Tom got the bed by the window, I was close to the door and the third was by the bathroom.  Each had its own advantages and disadvantages.  I think we were both happy with our locations.  I don’t recall much about what we did or said after those first couple of days until it was time for Christmas.  We must have said a lot, though, because a lot happened.

Then, it was Christmas time.  I think Ralph joined us as our roommate just before or after that holiday.  Tom and I both got boxes of goodies from home for Christmas.  We each savored opening those boxes.  We shared all the food we kept pulling out of those containers.  My favorite was the pudding in individual cups with pull open tabs.  I don’t know why because pudding wasn’t necessarily a big thing for me as a kid.  It was great right there right then though.  My container was full of food.  Tom’s had all that, too, but I think he also had a little artificial, fully decorated Christmas tree in there.  Maybe not, but somehow we ended up with one of those in our room and I don’t think it was from Spokane.

Despite the joy of Christmas and the oohs and aahs of opening our presents, that Christmas Eve was quiet in our room.  Tom was deep in thought about his wife, family and home.  I was doing my share of yearning for family and home.  Tom and I were able to know when to talk and when not to do so by then.  We’d been together almost every day and night for a year.

Fast forward to April 1971.  It was time to DEROS.  My life and future plans had radically changed compared to a year, even six months earlier.  Tom had helped see me through it all.  I don’t think he always agreed with me.  In fact, there were times when we just sorta “took a break” in our communications.  Friends can do that.  Even so, Tom was always honest, insightful, and concerned for my well-being.  Again, I was lucky.

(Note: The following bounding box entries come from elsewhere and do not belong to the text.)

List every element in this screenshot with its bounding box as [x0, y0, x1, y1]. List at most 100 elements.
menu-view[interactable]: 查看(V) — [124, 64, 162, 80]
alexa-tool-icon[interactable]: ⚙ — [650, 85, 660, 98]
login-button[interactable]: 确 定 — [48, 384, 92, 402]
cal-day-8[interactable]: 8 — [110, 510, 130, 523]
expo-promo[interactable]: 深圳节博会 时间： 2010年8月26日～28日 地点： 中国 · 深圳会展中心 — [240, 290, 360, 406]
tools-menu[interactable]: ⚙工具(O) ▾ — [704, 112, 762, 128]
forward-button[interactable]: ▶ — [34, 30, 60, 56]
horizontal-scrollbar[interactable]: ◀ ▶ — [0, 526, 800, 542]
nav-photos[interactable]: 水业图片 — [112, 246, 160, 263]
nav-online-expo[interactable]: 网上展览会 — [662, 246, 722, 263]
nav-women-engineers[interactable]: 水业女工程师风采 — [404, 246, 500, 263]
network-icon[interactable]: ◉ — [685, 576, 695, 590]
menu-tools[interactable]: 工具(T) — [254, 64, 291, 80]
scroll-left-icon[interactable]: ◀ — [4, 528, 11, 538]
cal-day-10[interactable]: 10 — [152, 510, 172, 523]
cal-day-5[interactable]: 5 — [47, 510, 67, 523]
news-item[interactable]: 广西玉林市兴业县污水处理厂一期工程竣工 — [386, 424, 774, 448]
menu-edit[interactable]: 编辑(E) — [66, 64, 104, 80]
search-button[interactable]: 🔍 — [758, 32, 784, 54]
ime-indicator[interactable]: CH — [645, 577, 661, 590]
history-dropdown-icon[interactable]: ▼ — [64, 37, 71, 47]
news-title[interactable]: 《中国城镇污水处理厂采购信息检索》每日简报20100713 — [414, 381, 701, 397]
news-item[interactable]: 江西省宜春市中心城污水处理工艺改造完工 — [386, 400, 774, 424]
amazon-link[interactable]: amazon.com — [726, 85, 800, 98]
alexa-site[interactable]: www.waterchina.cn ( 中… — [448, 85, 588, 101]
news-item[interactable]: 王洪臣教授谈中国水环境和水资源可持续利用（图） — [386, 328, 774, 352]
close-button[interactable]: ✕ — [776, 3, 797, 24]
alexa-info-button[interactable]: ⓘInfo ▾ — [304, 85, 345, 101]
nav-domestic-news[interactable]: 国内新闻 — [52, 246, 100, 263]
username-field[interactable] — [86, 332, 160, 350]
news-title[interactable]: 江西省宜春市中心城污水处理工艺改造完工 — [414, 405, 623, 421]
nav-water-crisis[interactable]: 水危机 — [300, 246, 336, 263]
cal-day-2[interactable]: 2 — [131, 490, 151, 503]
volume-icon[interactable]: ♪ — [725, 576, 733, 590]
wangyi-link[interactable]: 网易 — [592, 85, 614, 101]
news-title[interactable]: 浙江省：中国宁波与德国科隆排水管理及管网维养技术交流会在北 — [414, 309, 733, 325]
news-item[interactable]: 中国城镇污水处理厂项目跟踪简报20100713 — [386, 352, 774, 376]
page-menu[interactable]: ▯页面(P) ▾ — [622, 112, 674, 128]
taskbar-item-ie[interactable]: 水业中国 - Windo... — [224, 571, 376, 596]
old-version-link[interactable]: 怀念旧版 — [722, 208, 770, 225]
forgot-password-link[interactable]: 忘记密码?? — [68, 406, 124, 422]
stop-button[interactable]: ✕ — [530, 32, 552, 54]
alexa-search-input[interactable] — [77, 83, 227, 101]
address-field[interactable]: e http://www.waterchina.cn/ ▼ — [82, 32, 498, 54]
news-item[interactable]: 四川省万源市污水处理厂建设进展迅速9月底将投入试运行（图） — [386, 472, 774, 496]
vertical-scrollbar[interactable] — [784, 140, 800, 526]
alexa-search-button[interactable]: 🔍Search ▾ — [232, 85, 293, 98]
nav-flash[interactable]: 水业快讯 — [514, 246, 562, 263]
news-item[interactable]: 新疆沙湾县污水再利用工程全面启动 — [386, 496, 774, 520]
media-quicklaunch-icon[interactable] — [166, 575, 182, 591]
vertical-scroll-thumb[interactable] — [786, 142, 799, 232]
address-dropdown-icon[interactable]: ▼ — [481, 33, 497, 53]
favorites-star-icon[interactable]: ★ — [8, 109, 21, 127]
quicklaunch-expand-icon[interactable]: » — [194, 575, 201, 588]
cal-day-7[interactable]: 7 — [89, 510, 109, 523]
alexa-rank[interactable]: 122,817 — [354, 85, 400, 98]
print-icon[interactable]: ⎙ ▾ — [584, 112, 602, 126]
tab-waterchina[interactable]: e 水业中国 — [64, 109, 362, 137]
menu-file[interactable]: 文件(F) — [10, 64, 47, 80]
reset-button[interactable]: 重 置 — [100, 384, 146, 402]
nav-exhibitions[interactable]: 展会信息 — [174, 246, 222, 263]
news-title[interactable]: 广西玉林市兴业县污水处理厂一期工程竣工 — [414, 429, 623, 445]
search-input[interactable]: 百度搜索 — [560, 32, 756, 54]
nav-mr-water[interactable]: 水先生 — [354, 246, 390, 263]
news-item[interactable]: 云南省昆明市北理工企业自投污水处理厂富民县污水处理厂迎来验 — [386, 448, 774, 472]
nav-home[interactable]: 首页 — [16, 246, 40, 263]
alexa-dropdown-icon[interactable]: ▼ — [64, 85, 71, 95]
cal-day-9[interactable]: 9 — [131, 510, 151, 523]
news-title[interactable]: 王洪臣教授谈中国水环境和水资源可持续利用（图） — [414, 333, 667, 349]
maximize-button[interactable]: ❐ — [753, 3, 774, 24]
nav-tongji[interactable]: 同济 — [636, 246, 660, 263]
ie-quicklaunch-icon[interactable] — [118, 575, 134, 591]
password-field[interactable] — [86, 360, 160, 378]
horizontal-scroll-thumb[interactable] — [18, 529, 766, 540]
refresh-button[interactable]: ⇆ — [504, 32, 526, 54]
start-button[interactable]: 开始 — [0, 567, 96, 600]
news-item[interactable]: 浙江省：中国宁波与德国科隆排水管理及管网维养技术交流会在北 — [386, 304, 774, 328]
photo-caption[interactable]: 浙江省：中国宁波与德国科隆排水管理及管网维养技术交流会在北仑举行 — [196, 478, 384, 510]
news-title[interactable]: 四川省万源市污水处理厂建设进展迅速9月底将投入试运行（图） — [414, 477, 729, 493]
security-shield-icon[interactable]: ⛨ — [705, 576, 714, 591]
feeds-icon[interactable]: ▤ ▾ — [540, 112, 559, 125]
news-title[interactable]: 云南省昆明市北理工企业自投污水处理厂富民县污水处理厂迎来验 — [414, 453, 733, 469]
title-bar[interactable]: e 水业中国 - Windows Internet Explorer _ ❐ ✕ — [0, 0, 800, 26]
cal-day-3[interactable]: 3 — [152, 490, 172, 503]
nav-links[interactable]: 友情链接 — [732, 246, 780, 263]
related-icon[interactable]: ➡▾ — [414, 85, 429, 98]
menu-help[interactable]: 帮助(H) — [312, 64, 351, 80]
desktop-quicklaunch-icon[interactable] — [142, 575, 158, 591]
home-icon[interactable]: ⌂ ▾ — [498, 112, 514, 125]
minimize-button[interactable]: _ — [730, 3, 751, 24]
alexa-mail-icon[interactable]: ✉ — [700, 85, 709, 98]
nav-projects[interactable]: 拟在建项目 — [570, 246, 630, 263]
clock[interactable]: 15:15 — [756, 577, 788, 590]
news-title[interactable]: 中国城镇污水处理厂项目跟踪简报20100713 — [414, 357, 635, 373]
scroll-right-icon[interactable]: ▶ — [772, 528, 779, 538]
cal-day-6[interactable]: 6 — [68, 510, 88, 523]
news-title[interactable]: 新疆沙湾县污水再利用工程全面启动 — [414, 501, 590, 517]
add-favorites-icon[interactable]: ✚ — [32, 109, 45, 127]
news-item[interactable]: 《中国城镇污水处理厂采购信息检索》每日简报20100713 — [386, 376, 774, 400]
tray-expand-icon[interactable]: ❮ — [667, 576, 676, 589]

As much as he was looking forward to getting home, I was saddened by leaving.  Different people.  Different times.  We headed for Tan Son Nhut Air Base together with very diverse perspectives.  Even so, we were together.  Together for the bus ride, together for the out-processing, and together for the wait to board the aircraft.  Together for the flight.  How so very different though from a year earlier.  Both flights were quiet, but the thoughts prompting the quiet were different.

We arrived at San Francisco International Airport late at night.  Some of the group was able to catch flights right away so they whisked through the airport and were gone almost forever.  Tom, John and I, though, wouldn’t leave until the next morning.  It would be a short long night.

Someplace within the miles of walkways of SFO’s domestic terminal, the three of us found a dark hallway where we could stash our bags and lay down without being disturbed.  It was a quiet area and we spoke accordingly.  We were starting to decompress.  It still wasn’t real.  Tom and John both pretty much took care of a bottle of Chivas Regal.  I had a couple of pulls, but had never been much of a Scotch drinker.  Few of us used our alcohol rations in–country for drinking.  Ya didn’t want to waste your commodities on yourself!

As dawn came over San Francisco and that airport, John left us for his flight home to his wife, family and the rest of his life.  Tom and I were left there alone, together, just as we’d been in the PAT barracks fifteen months earlier.  Finally, with a hug and best wishes, we parted.

I’ve never seen Tom again, though we’ve talked on the phone a couple of time many years apart.  I now cherish more than ever our time together.  Stuff happens.